# Was haltet ihr von Planet Zoo?



## Martin8411 (4. November 2019)

Was denkt ihr über Planet Zoo? Überlege mir das zu kaufen, das schaut schon ganz witzig aus.  (Website)

Die Grafik schaut ja top aus und auch, dass der Steam Workshop unterstützt wird.

Der Spiel ist ab morgen auf Steam verfügbar.


----------



## Herbboy (4. November 2019)

Wenn ich nicht so viel anderen Kram hätte, würde ich es mir genauer anschauen.   die PCG hatte auf der Gamescom schon einen positiven Eindruck: https://www.pcgames.de/Planet-Zoo-Spiel-64413/Specials/Vorschau-Simulation-Tiere-1331063/


----------



## Batze (5. November 2019)

Also Grafisch macht es jedenfalls einen Bomben Eindruck. Für mich von gleichem Interesse ist aber auch der Wirtschaftsteil. Einfach so einen Zoo hinbauen könnte auf Zeit langweilig werden wenn es wirtschaftlich keine Herausforderung ist/gibt.


----------



## Robertius (5. November 2019)

Interessiert mich sehr, passt aber gerade nicht zwischen Death Stranding und Fallen Order. Ich warte wohl erstmal ab, was neue Tier DCLs kosten werden und würde dann ggf. auch erst deutlich später bei einer Komplettedition zuschlagen. Könnte nach dem mittlerweile betagtem Zoo Tycoon 2 endlich DAS neue Sandbox Spel für Zoos schlechthin sein.


----------



## LOX-TT (5. November 2019)

Robertius schrieb:


> Interessiert mich sehr, passt aber gerade nicht zwischen Death Stranding und Fallen Order. Ich warte wohl erstmal ab, was neue Tier DCLs kosten werden und würde dann ggf. auch erst deutlich später bei einer Komplettedition zuschlagen. Könnte nach dem mittlerweile betagtem Zoo Tycoon 2 endlich DAS neue Sandbox Spel für Zoos schlechthin sein.

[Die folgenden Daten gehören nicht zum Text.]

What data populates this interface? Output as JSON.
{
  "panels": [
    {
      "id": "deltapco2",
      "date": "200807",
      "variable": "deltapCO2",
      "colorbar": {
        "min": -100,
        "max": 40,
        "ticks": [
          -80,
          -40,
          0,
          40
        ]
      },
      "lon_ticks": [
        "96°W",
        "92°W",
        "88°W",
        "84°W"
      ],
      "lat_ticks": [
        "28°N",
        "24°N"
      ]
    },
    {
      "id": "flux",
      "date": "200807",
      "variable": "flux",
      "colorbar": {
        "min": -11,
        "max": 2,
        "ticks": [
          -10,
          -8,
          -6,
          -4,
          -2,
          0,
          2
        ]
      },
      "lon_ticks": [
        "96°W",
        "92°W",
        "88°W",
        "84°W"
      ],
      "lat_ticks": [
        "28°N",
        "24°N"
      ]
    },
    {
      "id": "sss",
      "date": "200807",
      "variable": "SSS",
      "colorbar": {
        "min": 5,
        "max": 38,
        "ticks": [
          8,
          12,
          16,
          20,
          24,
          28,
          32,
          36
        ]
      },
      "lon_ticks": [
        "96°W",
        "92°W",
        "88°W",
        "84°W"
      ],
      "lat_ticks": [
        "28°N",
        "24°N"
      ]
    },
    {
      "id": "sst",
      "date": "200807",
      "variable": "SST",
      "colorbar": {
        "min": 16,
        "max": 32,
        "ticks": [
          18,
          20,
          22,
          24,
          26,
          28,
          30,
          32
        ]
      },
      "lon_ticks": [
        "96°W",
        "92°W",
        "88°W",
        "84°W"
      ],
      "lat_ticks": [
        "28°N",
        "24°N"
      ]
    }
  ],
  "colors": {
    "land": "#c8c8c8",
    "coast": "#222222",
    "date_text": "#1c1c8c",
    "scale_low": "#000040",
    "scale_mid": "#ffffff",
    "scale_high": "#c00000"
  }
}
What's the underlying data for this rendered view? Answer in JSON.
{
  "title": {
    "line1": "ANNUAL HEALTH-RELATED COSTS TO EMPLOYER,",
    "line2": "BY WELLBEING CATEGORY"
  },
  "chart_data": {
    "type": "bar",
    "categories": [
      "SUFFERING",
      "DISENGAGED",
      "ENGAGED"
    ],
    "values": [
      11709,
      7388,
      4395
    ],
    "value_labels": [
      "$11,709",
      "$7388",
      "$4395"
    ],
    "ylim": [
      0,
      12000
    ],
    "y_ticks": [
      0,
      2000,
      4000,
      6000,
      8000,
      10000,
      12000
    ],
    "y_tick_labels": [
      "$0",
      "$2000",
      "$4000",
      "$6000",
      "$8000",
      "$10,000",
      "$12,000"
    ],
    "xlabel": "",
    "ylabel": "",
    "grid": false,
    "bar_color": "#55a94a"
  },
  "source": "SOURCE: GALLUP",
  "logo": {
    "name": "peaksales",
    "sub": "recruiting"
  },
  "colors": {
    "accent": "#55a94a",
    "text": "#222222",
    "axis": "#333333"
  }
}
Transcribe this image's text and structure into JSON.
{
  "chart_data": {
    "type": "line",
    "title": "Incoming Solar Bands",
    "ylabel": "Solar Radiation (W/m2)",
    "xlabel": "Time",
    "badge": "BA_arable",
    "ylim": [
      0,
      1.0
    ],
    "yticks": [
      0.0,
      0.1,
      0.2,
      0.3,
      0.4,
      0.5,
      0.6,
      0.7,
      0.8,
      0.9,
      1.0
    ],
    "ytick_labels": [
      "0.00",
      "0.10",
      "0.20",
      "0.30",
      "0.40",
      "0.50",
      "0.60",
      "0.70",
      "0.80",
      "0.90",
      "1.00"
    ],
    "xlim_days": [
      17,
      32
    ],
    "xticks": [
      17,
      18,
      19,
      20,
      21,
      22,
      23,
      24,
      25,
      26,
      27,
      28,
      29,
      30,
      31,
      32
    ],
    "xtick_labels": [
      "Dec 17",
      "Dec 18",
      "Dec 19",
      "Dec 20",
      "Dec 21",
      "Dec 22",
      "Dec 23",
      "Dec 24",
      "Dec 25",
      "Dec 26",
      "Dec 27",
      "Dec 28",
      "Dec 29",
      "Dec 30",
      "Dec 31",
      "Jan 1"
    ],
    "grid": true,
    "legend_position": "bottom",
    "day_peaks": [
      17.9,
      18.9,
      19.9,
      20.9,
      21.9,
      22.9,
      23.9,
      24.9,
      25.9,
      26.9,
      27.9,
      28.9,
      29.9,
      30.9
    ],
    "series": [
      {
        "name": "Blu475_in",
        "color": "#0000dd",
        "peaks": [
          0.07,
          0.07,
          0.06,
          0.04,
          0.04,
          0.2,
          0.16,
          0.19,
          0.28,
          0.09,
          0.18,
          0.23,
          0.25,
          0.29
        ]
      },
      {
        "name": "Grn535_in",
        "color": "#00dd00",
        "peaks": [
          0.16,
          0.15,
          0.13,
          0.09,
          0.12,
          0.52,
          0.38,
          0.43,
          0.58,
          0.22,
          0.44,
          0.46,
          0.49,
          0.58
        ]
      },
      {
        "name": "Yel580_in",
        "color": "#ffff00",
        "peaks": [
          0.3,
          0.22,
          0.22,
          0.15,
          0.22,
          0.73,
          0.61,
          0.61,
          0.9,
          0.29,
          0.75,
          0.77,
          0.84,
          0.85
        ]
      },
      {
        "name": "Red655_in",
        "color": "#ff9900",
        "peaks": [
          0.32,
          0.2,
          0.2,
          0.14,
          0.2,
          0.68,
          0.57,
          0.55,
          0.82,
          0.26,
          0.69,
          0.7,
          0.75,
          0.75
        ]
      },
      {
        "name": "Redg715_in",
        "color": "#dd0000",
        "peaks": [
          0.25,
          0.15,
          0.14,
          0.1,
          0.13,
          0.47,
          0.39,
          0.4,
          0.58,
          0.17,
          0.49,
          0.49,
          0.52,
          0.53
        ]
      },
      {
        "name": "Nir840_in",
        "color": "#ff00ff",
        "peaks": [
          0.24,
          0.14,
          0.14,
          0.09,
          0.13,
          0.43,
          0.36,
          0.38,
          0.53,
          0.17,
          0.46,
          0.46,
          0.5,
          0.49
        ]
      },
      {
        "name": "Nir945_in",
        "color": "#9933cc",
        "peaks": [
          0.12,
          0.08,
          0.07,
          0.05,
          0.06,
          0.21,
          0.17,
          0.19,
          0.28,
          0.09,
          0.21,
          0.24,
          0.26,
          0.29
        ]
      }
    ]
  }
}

Ich denk mal die werden ähnlich viel kosten wie die Dino-Packs bei JWE


----------



## Bonkic (5. November 2019)

Martin8411 schrieb:


> Was denkt ihr über Planet Zoo? Überlege mir das zu kaufen, das schaut schon ganz witzig aus.  (Website)
> 
> Die Grafik schaut ja top aus und auch, dass der Steam Workshop unterstützt wird.
> 
> Der Spiel ist ab morgen auf Steam verfügbar.



wird für genre-fans sicher ein highlight. schwer vorstellbar, dass frontier hier schrott abliefert. das haben sie einfach drauf. was ich so gehört / gelesen hab, soll es auch deutlich anspruchsvoller als jurassic park evolution werden. 

für mich persönlich isses nix: ich find zoos doof (dinosaurier übrigens auch).


----------



## Zybba (5. November 2019)

Auf den ersten Blick macht es auf jeden Fall einen guten Eindruck!


----------



## Deckster (12. Juni 2022)

Richtig gut, habs viele Stunden gespielt und schön zu lesen, dass es den meisten hier auch gefällt.


----------